Already more than 13,000 employees and 23 research centres in the EU
In his speech, Abraham Liu acknowledged that the world of technology was “increasingly involved in geopolitical issues, trade negotiations and diplomatic dialogue between nations.” “Any suspicion motivated by political reasons does not meet the challenges ahead,” he told Washington. He also urged Europe, the United States and China to “invest more in political discussion to talk about collaboration and common rules.”

Huawei claims to employ more than 13,000 people and runs two regional centres and 23 research centres in 12 EU countries. The Chinese group is one of the world’s leading providers of network technologies, and one of the few — along with European telecom sities Nokia and Ericsson — capable of building 5G networks.

Fear of the coronavirus epidemic is spreading worldwide and is causing large Chinese companies to adapt. While the latest death toll of the disease reports nearly 500 victims and 24,000 confirmed cases, Chinese exhibitors planned at the Mobile World Congress (MWC) in Barcelona want to reassure their customers at all costs. According to a report in Le Figaro, Huawei, Xiaomi and ZTE decided that their representatives would leave two weeks before the international mobile mass, scheduled for 24-27 February 2020, in order to be quarantined. A necessary delay “to ensure the health and safety of all our staff,” ZTE said.

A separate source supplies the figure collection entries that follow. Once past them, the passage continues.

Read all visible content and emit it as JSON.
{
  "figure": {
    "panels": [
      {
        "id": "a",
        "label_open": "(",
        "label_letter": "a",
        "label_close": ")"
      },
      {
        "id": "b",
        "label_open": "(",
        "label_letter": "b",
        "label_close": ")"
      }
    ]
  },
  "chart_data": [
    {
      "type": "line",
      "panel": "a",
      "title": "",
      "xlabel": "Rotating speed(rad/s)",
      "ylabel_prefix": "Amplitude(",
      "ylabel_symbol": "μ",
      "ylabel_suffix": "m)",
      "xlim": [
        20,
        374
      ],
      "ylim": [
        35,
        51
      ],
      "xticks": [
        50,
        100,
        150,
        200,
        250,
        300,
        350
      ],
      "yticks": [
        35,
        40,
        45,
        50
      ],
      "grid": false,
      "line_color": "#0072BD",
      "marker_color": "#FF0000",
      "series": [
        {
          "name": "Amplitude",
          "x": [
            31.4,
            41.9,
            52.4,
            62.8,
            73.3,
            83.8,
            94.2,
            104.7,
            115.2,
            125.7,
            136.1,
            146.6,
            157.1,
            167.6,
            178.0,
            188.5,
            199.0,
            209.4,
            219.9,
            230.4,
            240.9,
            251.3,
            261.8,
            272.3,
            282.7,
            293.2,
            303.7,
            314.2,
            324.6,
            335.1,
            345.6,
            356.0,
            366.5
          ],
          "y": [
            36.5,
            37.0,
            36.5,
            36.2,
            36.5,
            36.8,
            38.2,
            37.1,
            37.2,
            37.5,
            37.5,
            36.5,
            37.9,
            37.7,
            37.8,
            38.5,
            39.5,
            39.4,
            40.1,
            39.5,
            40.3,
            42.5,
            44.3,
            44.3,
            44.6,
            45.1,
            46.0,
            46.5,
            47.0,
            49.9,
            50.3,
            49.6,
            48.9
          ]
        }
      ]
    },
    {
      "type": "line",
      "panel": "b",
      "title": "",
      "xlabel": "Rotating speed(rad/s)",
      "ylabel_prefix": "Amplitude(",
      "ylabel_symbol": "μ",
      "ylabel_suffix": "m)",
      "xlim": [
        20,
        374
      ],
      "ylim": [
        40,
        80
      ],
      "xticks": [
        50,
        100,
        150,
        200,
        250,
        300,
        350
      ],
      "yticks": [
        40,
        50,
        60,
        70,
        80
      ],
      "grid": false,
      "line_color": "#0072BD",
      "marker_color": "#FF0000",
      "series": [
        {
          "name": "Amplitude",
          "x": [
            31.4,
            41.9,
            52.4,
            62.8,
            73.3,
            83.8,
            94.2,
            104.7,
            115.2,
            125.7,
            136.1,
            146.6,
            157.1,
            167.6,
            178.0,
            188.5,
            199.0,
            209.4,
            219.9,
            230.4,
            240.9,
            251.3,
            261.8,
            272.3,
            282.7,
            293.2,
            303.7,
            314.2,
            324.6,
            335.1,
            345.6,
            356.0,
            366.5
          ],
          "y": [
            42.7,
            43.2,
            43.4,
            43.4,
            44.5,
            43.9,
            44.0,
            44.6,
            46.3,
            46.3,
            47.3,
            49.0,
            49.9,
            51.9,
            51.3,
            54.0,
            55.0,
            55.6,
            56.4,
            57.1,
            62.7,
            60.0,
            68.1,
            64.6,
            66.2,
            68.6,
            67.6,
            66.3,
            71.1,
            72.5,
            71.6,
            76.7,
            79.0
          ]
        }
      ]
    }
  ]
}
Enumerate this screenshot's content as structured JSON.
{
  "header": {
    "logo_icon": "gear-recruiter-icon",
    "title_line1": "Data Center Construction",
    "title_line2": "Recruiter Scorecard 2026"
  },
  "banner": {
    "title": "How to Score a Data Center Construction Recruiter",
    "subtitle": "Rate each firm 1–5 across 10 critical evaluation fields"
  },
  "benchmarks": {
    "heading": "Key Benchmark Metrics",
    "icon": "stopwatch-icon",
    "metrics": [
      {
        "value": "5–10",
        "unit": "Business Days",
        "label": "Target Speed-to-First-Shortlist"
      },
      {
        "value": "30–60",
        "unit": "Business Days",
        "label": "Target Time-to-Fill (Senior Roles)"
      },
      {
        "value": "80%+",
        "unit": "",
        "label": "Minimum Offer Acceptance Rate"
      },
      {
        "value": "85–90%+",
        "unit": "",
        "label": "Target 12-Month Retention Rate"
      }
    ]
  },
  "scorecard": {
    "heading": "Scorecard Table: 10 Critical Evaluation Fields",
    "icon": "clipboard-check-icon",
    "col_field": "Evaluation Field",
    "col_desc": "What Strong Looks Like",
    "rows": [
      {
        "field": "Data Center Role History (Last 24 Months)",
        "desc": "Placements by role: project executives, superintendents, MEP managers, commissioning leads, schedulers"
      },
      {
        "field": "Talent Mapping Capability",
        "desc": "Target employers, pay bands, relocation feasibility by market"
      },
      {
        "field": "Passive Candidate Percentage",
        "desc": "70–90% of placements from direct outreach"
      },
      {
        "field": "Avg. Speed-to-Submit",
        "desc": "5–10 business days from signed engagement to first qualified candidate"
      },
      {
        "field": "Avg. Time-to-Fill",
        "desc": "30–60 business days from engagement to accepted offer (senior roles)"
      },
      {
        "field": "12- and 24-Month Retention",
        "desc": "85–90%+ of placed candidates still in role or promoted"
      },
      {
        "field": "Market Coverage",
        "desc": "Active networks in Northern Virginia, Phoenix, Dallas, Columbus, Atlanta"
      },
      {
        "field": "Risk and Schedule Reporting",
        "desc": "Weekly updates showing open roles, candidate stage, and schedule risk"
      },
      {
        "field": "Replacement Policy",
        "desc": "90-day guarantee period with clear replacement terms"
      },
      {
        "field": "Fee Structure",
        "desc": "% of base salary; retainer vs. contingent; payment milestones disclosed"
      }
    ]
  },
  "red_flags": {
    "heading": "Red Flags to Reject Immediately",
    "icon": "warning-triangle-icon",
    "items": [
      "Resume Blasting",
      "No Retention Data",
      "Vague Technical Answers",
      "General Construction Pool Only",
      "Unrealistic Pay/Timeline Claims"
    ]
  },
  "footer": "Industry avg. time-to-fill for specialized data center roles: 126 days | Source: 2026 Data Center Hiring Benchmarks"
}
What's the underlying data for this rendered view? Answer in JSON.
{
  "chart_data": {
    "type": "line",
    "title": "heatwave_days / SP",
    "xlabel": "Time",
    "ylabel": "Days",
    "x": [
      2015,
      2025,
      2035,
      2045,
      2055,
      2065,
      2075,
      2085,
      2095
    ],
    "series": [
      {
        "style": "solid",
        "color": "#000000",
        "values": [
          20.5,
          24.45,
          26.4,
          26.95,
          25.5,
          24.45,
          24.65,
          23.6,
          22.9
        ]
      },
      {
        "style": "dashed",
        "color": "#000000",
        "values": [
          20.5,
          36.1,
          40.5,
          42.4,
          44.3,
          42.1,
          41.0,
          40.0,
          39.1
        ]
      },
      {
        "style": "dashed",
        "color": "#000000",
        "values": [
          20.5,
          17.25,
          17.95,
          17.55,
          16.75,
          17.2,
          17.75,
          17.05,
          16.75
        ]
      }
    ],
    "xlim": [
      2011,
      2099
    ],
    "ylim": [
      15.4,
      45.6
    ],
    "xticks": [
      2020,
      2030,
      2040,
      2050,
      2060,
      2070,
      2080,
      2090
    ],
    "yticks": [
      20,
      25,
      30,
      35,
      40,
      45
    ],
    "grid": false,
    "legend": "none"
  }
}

Chinese telecom players — including Huawei — are not slinging over resources, as 2020 opens a crucial period for the deployment of 5G globally. They have been investing in this technology for several years and intend to actively participate in its launch in Europe.

South Korean manufacturer LG simply cancelled its participation in the event. “This decision eliminates the risk of exposing hundreds of LG employees to international travel, which has already become more restrictive as the virus continues to spread across borders,” the company said in a statement released. Wednesday, February 5, 2020.